Orlando Castro
Vinte anos depois da sua morte, Moçambique começa a recuperar a imagem daquele que foi o primeiro presidente do país, Samora Machel. Se a cunhagem do seu rosto nas novas moedas é uma medida consensual, a prevista construção do seu busto nas onze capitais provinciais desagrada ao principal partido da Oposição, a Renamo, força que durante anos combateu de armas na mão a Frelimo e que reclama a inclusão, entre outros, do seu fundador, André Matsangaíssa, morto em combate a 17 de Outubro de 1979, na lista oficial dos heróis nacionais.
Afonso Dhlakama, líder da Renamo, não só cita Graça Machel para dizer que Samora foi morto com o contributo de moçambicanos ligados à Frelimo, como diz que pegou em armas, em 1977, para derrotar o comunismo que era protagonizado pelo primeiro presidente.
Fernando Gil, director de dois sites ligados a Moçambique, diz que, "independentemente da guerra, o caminho para a completa pobreza do povo estava desenhado por Samora Machel, não só a partir das aldeias comunais, como do colapso de todas as fontes de rendimento que o país possuia". De qualquer forma, salienta Fernando Gil, "não fora o acidente que o vitimou e, mais cedo ou tarde, a bem ou a mal, Samora teria de abandonar o seu suposto socialismo, graças às mutações surgidas no Mundo com a queda do muro de Berlim".

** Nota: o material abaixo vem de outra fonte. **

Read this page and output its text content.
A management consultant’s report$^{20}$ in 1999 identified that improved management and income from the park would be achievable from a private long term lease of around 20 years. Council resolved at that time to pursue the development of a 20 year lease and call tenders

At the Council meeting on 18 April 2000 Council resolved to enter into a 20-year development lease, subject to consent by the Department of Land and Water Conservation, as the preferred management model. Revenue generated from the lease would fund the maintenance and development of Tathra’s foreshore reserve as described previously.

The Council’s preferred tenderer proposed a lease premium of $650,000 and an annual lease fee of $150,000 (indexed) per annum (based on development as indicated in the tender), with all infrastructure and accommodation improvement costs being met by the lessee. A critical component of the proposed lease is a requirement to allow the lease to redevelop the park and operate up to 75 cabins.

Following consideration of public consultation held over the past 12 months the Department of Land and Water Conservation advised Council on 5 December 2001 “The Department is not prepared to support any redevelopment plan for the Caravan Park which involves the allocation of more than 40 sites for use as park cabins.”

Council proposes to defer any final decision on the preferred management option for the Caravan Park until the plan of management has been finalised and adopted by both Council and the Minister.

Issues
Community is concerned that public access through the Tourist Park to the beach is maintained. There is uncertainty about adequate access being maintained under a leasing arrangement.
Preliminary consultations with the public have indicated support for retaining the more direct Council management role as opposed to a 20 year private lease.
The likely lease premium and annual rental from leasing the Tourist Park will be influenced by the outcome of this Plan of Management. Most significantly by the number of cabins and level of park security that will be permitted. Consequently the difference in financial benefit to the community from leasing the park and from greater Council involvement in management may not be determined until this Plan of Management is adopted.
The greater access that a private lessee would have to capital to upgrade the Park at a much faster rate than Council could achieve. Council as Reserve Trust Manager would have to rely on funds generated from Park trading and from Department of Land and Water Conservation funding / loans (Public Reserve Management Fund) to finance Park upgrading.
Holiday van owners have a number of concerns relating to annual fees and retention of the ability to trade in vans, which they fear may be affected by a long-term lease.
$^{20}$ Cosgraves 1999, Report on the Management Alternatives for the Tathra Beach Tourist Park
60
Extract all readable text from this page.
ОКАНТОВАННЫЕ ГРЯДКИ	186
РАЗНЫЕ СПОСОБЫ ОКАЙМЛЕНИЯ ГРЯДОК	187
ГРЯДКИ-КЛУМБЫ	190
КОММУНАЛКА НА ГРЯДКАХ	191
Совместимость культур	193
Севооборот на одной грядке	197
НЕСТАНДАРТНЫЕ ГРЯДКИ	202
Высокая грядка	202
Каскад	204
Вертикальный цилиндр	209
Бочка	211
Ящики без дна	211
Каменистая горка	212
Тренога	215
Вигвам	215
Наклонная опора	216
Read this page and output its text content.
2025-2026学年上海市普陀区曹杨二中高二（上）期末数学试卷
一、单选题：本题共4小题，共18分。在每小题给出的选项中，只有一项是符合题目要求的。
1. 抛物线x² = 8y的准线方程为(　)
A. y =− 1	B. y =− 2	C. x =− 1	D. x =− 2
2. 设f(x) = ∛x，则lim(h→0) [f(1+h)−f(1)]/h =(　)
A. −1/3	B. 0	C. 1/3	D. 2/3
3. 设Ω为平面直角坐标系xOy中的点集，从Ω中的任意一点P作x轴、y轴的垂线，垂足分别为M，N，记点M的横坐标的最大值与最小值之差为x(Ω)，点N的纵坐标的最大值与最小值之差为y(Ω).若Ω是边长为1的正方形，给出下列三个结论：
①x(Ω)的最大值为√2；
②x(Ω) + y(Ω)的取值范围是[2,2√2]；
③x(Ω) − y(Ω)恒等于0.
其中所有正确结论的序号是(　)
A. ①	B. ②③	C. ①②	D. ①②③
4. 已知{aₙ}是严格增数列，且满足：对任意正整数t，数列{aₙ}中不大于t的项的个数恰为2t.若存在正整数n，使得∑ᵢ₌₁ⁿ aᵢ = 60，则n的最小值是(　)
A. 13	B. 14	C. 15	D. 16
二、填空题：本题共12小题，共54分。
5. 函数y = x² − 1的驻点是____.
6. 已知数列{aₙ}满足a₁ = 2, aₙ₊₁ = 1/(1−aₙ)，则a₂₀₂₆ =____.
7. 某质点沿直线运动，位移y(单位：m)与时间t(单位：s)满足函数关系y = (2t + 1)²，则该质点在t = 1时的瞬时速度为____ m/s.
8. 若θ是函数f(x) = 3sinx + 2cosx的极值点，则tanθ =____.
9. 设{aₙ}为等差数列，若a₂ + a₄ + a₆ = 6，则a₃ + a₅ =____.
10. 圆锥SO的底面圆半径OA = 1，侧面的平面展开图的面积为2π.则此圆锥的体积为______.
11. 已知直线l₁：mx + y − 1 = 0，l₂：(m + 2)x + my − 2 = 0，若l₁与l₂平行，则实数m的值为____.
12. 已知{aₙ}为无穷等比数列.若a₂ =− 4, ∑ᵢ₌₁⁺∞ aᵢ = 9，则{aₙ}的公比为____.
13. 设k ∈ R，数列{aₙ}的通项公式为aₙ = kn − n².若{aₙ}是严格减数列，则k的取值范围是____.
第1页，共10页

O primeiro presidente de Moçambique foi um político amado por muitos e odiado por alguns. Enquanto Lourenço do Rosário, reitor do Instituto Superior Politécnico e Universitário de Maputo diz que "Samora era amado pelo povo, ao contrário do seu regime, que era odiado", Fernando Mazanga, porta-voz da Renamo, afirma que "ele morreu pobre porque era diferente dos actuais capitalistas".
Nacionalizações
O Governo moçambicano, dirigido pela Frelimo quer, com o apoio da África do Sul, que o 20º aniversário da morte de Machel seja um dos principais acontecimentos do ano, sendo a abertura de uma biblioteca na colina de Mbuzini (localidade sul-africana onde caiu o avião em que viajava Machel e outros 34 membros da sua comitiva) um dospontos mais altos da homenagem.Estarão presentes os presidentes moçambicano, Armando Guebuza, e sul-africano, Thabo Mbeki.
De acordo com Raimundo Mapanzene, presidente do Fórum Cívico e de Cidadania Moçambicana, em Portugal também decorrem vários eventos sobre Samora, destacando-se hoje no Porto, no Espaço Moçambique, um colóquio debate em que será orador Augusto Macedo Pinto.
Samora sempre assumiu uma política populista, tentando utilizar nos meios urbanos os métodos usados na guerrilha e angariar o apoio do povo para o desenvolvimento do país em bases socialistas. Menos de um mês depois da independência, Samora anunciou a nacionalização da saúde, educação e justiça e, passado um ano, a nacionalização das casas. Outra medida impopular foi o encarceramento em campos de reeducação dos "improdutivos" e das prostitutas.
Perfil Samora Machel
Filho de um agricultor relativamente abastado, Mandande Moisés Machel, da aldeia de Madragoa (actualmente Chilembene), Samora entrou na escola primária com 9 anos, quando o Governo colonial português entregou a "educação indígena" à Igreja Católica. Quando terminou a escola primária, o jovem de 18 anos quis continuar a estudar, mas os padres só lhe permitiam estudar teologia e Samora decidiu ir tentar a vida em Lourenço Marques. Teve a sorte de encontrar trabalho no principal hospital daquela cidade e, em 1952 começou o curso de enfermagem. Em 1956, foi colocado como enfermeiro na ilha da Inhaca, em frente da cidade de Maputo, onde casou com Sorita Tchaicomo, de quem teve quatro filhos, Joscelina, Edelson, Olívia e Ntewane. Neto de um guerreiro de Gungunhana, Samora Machel foi educado como nacionalista e, como estudante, foi sempre um "rebelde" e tomou conhecimento dos importantes acontecimentos que se davam no Mundo a formação da República Popular da China, com Mao Tse-Tung, em 1949, a independência do Gana, com Kwame Nkrumah, em 1957, seguida pela de vários outros países africanos. Mas foi o seu encontro com Eduardo Mondlane de visita a Moçambique, em 1961, que nessa altura trabalhava na ONU como investigador dos acontecimentos que levavam à independência dos países africanos, que levou à decisão de Samora de abandonar o país, em 1963 e juntar-se à FRELIMO, na Tanzania.